Copenhague Zero Grau - Escocesa em Fogo
Acorda sobressaltado, um pesadelo a mais. Suar assim só no deserto, só numa sauna. Deus meu, quando é que isso acaba? Tem urgências e ninguém com quem reparti-las. E sabe que não vai voltar a dormir tão cedo. Pensa em Elvira, a trêmula. O telefone tem, falta é coragem. Chama assim mesmo. Ela se ofende, loucura, a essa hora da noite, você acha que estou perdendo o juízo? Já assumiu outro, cansou de aturar indecisões, a vida roda como quer, não como ele quer. E Inocência? Bom, já é tarde. Essa, que Deus a tenha! Uma perna partida, um osso mal encanado, gangrenou, subiu aos Céus. Agora é só rezar por ela - que pouca-vergonha! - ela não pode mais.

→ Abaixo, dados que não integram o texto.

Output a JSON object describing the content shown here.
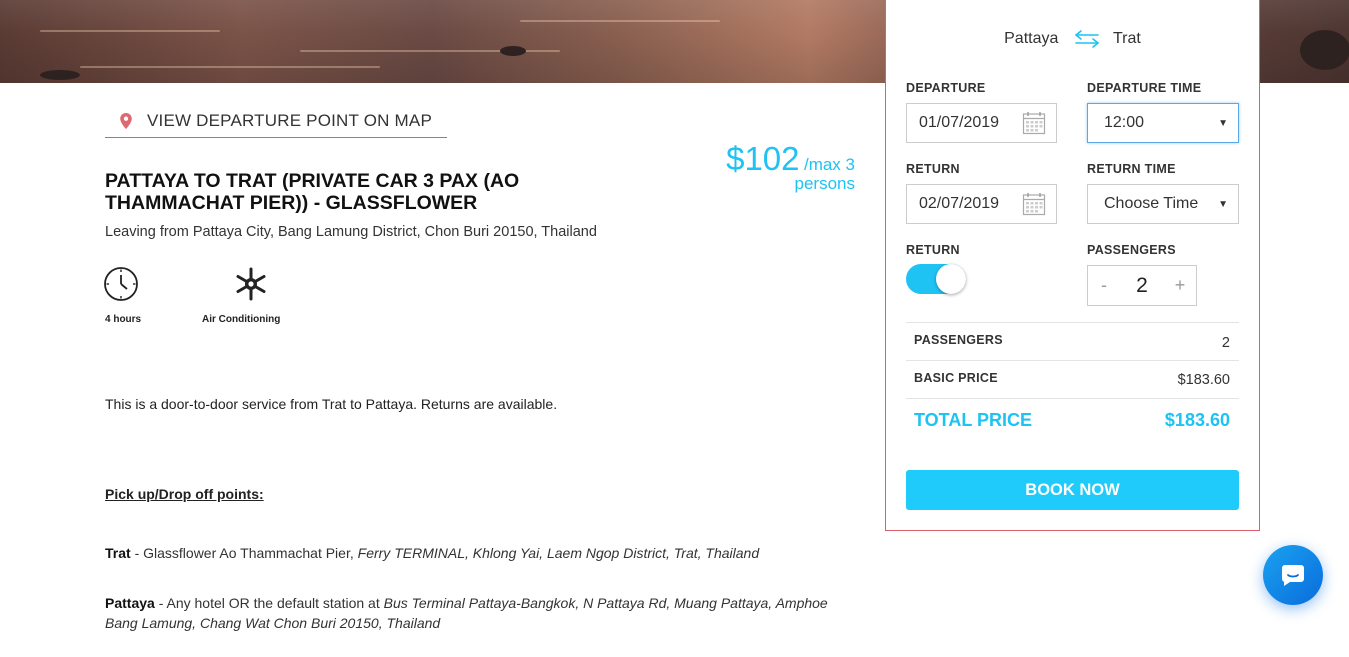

A quem chamar? Cordeiro de Deus, que tirai os pecados do mundo, vou jogar esse cordão e a medalhinha no lixo. Não aguento mais essa má fortuna. Quando ela – aquela - lhe deu, no aniversário, cordão e medalhinha era justamente contra mau olhado. Estranha mistura, uma mulher tão racional! Talvez estivesse brincando, o mais certo é que estava. Ele topou a brincadeira, enrolou no pescoço, tá enforcado, disseram os amigos. Rápida e apressada primavera! Deixou-o numa fila de lanchonete, já com dinheiro separado pra lhe comprar cachorro-quente, tudo por um mal-entendido qualquer. Que pena!
Depois, daí em diante, um fracasso aqui, outro acolá, mulher nenhuma se dispôs a repartir as urgências da carne. Dias atrás, chegou quase a ligar pra Laura, que, por um pouco de dinheiro e um olhar mais terno, não se recusa a alegrar noites solitárias. Além daquilo tudo, sabe conversar, jogar baralho, ficar silenciosa assistindo um filme... Em meia hora estaria ali, solução. Na metade da discagem dos algarismos, no entanto, pousou o telefone. Não havia de fazê-lo. Depois lhe viria o remorso conhecido, o mesmo que vem quando se apela para aquelas soluções mais drásticas e que não carecem de companhia, a não ser a de uma boa imaginação. Não, decidiu-se: não vai ligar.
A insônia é tolerável até certos limites. Já exausto, apela para o armário, de onde retira a amiga escocesa, de três quartos de litro, coração de fogo. A garrafa, o uísque. Seus lábios se encontram à boca do copo, aquele beijo desce queimando pela goela abaixo, vai chegar ao forro do estomago, repartir-se dentro, navegar suas veias, visitar seu sangue, fazer feliz um coração solitário.
Companheira de fogo, vamos dormir juntos? Ela, ao lado da cama, vazia ficou, talvez já tão tranquila quanto ele, que vai dormir falando sozinho, só um pouquinho agitado pelo que pretende fazer amanhã. Enquanto o sono não vem, vai rogando praga nesse cordãozinho e na medalha, jurando que amanhã lhes dará sumiço, que assim como está não pode ficar.